128.
あれから2日間、間合いの取り方を徹底的に扱かれた。
というのも、同士討ちを起こす等、ひどい有様だったからだ。
同士討ちがこれほど頻発するには理由があるわけで、それが一体何かと色々考えていく内に、貴族家庭での剣術訓練方法が個人レッスンだと言う事に思い至った。
広い庭で1対1での訓練を10年程続けていれば、体も剣術もそれに慣れてしまう。
だが、いざ多人数での実践をとなると、自分の周りに居る者との動きの連携が、必要になる。
敵だけを見ていては、非常に視野が狭い故に同士討ちも起こりやすい。
かといって、味方の動きに気を取られていれば、その隙を狙われる。
多人数での戦闘では、いかにバランスよく効率的に敵を排除するか、多角的にみる訓練が必要だ。
なるほど、それであの訓練内容だったのか。
現在集団訓練を行っている私の入っているグループは、ほぼ貴族で占めらた24人構成だ。
他のグループは貴族と一般人の混成、一般人のみのグループの構成になっており、このグループが、1番貴族の多いグループとなる。
まぁ、寄宿舎の部屋別でグループ分けをしているので、1階部分が貴族中心に構成されていれば、貴族が多くなるのは当然と言えば当然なのだが。
私はてっきり他のグループも同じ訓練プログラムを使って、訓練をしていたと思っていたけど、どうやら違うらしい。
教官曰く、グループ別にプログラムを変えているとの事だ。
つまり今回やっていた訓練は、連携プレイがダメダメな貴族様のための専用プログラムだったみたいだ。
一般庶民が剣術を習う時は、多人数での訓練が当たり前で、改めて連携を習う必要が無い。
なので、自己流の者とすり合わせを行いつつ、多人数での機能的な動きや戦術を交えながら訓練を行っていたと、教官が言っていた。
で、今日から別訓練と思いきや、なんと座学。
ここで習うのは、主に行軍の基礎。
言うなれば、サバイバルの基礎だ。
講義初日、座学専門の教官の一言が強烈だった。
「これから4日間座学を行うが、お前ら、別に聞いても聞かなくてもどちらでもいいぞ。何なら今から席を立って去ってもらっても構わない。ただし、高いびきで寝たり講義の邪魔をする者がいたら、容赦なく放りだすから。比喩ではなく、そこの窓からな」
思わず窓を見る。
3階だな、うん。
死にはしないが、地味に痛い。
もちろん席を立つ者はおらず、この日の講義は終わった。
だが、1日目2日目の講義内容を聞いて、大した事が無いと思ったのか3日目で来なくなる者が続出した。
主に貴族中心に。
ウィルが言うには、1日目の講義の内容は大体家庭教師で習う事の出来る範囲で、聞く必要を感じなかった貴族達が、3日目には来なくなったのだそうだ。

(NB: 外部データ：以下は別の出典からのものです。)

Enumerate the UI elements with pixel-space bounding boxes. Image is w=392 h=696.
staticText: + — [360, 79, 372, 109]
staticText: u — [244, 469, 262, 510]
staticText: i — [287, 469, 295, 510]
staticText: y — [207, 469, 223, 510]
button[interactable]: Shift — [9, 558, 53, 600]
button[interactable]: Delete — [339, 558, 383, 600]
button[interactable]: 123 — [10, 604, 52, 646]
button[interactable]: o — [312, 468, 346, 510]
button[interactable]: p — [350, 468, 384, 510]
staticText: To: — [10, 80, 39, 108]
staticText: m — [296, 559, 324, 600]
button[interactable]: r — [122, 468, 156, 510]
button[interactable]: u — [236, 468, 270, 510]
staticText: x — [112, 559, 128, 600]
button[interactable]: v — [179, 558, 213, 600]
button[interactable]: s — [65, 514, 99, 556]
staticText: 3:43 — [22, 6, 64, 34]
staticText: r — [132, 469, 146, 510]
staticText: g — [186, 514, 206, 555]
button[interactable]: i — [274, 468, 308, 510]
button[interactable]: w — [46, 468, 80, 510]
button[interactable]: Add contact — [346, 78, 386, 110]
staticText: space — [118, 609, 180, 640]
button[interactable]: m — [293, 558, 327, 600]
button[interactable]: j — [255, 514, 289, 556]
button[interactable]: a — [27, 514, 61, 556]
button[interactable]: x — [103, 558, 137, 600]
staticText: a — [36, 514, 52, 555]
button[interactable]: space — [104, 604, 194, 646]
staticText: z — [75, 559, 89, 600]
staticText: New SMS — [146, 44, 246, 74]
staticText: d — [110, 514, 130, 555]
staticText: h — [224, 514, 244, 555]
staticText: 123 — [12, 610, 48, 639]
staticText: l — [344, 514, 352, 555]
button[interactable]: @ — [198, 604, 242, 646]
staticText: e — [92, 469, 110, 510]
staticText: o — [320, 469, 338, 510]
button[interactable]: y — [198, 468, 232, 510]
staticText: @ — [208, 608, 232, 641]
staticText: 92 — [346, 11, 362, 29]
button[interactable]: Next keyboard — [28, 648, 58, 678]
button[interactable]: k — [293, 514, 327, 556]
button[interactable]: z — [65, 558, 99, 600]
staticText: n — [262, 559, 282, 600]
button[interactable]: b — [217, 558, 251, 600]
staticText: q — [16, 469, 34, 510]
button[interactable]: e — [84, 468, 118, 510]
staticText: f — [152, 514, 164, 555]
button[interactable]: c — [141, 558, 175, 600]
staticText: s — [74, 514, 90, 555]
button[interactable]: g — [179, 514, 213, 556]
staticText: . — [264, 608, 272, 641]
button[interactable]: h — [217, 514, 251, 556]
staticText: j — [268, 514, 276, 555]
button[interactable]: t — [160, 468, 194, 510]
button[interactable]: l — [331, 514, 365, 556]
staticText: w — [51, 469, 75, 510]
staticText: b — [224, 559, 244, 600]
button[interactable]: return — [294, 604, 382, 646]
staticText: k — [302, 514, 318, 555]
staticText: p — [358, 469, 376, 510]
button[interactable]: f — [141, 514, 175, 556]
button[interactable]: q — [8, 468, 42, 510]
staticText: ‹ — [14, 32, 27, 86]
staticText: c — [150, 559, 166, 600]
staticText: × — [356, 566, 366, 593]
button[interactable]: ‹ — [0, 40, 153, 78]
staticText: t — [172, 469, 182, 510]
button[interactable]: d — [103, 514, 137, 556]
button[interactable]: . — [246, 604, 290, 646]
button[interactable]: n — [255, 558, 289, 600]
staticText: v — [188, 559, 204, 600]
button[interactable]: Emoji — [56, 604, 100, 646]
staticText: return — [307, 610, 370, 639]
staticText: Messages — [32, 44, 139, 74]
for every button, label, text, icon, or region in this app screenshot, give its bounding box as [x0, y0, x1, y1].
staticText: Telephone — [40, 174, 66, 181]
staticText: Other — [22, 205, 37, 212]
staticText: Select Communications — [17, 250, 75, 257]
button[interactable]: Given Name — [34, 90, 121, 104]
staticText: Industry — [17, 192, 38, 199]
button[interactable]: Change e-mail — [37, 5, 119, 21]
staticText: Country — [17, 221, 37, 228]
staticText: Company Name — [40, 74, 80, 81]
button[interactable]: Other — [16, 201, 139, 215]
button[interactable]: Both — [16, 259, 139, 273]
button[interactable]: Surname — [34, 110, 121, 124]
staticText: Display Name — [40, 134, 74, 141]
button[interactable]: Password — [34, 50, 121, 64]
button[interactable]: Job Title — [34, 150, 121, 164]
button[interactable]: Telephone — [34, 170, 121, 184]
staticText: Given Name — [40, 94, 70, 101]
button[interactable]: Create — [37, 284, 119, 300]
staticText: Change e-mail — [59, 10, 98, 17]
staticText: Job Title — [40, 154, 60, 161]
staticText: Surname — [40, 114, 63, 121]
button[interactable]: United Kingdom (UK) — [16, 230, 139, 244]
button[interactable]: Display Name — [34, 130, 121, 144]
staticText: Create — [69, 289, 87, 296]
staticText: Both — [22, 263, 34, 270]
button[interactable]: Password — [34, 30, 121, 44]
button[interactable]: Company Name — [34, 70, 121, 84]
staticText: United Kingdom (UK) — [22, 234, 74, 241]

同じ貴族でも、ウィルは真面目に講義のメモを起こしている。
そういう所を見ると、彼の几帳面さが垣間見えた。
3日目の講義に入ると、動植物に関する内容に切り替わり、教科書が配られた。
前日までに行われた講義は主に、集団での移動方法や野営についてが中心でそこまでは大体ついていけたが、3日目からは、全てが未知の物だった。
教科書に描かれている植物や動物は今まで見た事が無い物だらけで、更に絵は手書きのうえに白黒で、よく似た薬草と毒草の区別がつかない。
しかも致命的な事に、教科書に書かれている字が下手だ。
正直解読が難しい。
薬草の特徴の説明がそこに書かれているのに、読めないというジレンマ。
これ書いたのは誰だ。
これには、周りの隊員も困惑気味だった。
よかった、解読不能なのは私がまだここの字に不慣れなせいかと思った。
教科書の字を読む事はあきらめ、必死に教官の話を聞くしかなかった。
時折教官の話が毒薬の作り方へと脱線して行くが、本当はそちらが専門だったりするのだろうか?
どうにかこうにか毒薬精製講座をではなく、動植物の講義を2日間やり通した。
この2日間頑張った甲斐があり、教科書に描かれている絵の見分け方はマスターした。
いや、絵の見分け方を習っていたわけではないんだけど、段々そっちに楽しみを覚えてしまって集中してしまった。
きっと、実物を見ても大丈夫。
な、はずだ。
何と言っても教科書だから、と自分に暗示をかけてみる。
「以上で座学を終了する。ユイクル教官より話があるので、各自帰らず留まる事」
ユイクル?
どこかで聞いた名だ。
座学の教官と入れ違うように、ユイクル教官がやって来て、講義室の教壇に立って言い放った。
「行軍訓練を2日後に行う」
1対1の剣術訓練の時の教官だった。